Japanese macaques at Jigokudani Monkey Park in Nagano, Japan
Bathing in hot springs is not just for warming snow monkeys, or Japanese macaques. According to a new study, they are essentially eating away at your parasites and gut microbiome.
Japanese macaques (macaque fuscata)colloquially known as snow monkeys, are known for diving into steaming hot springs during winter. It is easy to see that this helps keep warm in cold temperatures.
However, in a new study, the results of which were published on Monday in the journal Primatesa team of researchers from Kyoto University has now discovered that this iconic behavior do more than just keeping the monkeys warm.
“Bathing in hot springs is one of the most unusual behaviors observed in non-human primates”, states the first author of the study, Abdullah Eternalin a statement published on .
Researchers suspected that baths could play a significant role in influence on associated parasites to monkeys and their microbial communities.
The team traveled to the Snow Monkey Park, in Nagano Prefecture, in central Japan, to analyze the behavior of these primates. Over the course of two winters, researchers followed a group of female monkeys, comparing individuals who showered regularly in the hot springs with those who didn’t.
Combining behavioral observations, parasite monitoring and sequencing the intestinal microbiome, the team tested whether baths influence the holobiont of monkeys, an integrated biological system consisting of the host and its associated microbes and parasites.

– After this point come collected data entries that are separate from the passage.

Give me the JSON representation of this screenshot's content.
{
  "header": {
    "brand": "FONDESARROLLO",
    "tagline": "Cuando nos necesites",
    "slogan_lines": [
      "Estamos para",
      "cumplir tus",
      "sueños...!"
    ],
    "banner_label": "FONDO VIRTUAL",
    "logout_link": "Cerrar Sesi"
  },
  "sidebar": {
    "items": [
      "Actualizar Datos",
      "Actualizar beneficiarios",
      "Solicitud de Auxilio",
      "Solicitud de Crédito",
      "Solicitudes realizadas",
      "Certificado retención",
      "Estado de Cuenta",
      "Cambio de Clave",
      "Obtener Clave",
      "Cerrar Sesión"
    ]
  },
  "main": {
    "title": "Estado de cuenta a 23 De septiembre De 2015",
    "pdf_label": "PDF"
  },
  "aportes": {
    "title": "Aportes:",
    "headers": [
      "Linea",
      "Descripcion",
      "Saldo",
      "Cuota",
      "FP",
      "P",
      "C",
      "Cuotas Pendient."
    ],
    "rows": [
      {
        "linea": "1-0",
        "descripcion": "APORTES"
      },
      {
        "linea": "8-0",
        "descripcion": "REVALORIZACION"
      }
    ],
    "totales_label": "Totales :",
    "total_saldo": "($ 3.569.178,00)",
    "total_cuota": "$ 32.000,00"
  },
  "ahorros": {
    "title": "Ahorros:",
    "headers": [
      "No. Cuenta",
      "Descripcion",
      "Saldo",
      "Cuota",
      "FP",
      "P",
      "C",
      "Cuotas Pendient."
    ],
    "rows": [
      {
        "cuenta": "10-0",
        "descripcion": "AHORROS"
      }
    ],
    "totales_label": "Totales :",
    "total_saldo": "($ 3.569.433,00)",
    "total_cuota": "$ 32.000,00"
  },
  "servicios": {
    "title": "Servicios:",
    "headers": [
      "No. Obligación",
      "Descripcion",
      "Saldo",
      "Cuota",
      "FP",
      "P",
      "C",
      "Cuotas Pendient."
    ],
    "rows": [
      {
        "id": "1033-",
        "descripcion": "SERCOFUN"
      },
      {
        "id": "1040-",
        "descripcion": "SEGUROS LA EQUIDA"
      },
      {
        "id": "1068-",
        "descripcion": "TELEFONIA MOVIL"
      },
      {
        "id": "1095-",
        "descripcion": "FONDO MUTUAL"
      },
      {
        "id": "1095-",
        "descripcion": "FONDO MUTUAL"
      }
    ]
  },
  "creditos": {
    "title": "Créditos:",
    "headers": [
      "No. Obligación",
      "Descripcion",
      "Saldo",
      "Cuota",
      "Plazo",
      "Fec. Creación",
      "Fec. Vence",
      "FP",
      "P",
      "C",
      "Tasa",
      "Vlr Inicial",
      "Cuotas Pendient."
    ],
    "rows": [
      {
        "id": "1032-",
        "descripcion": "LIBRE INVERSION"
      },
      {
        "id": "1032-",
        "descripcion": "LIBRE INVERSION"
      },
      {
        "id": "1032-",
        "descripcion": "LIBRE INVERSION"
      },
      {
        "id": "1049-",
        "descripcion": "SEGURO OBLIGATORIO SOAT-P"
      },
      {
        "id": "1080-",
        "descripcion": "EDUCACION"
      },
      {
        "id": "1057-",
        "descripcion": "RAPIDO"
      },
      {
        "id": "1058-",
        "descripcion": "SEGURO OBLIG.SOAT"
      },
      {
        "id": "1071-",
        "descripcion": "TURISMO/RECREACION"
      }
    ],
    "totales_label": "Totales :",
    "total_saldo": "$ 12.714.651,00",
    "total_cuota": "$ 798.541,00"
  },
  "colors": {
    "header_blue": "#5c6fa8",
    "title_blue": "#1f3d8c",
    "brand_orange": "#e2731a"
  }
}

The results revealed that bathing in hot springs subtly remodels the monkeys’ relationships with parasites and intestinal microbes.
Bathing monkeys showed changed distributions of lice and intestinal bacteria, suggesting that submerging in water can disrupt activity of lice or the laying of eggs.
The team also observed subtle changes in gut microbes. Overall microbiome diversity was similar between those who bathed and those who did not, but several bacterial genera were more abundant in individuals who did not bathe.
And despite concerns that shared hot springs could increase exposure to intestinal parasitesthe monkeys that took a bath did not present rates or intensities of infection higher parasitic infections.
The study demonstrates how behavior can moldar o holobionte animal and act as an important animal health engineand highlights the complexity of the links between behavior and health in wild animals, suggesting that bathing in hot springs influences some host-organism relationships while leaving others unchanged.
“The behavior is often treated as a response to the environment,” says Langgeng, “but our results show that this behavior doesn’t just affect thermoregulation or stress: also changes the way monkeys interact with parasites and microbes that live on them and within them.”
This study is among the first to establish a connection between natural animal behavior and changes in both ectoparasites and the intestinal microbiome in a wild primate.
By demonstrating that behavior can selectively shape components of the holobiont, the investigation has implications for understanding the evolution of animal behaviors that influence health and for interpreting microbiome variation in social animals.
Furthermore, this study draws parallels with the way human cultural practices, such as bathing, affect microbial exposure and thus It also challenges the assumption that shared water sources necessarily increase the risk of disease, at least under natural conditions.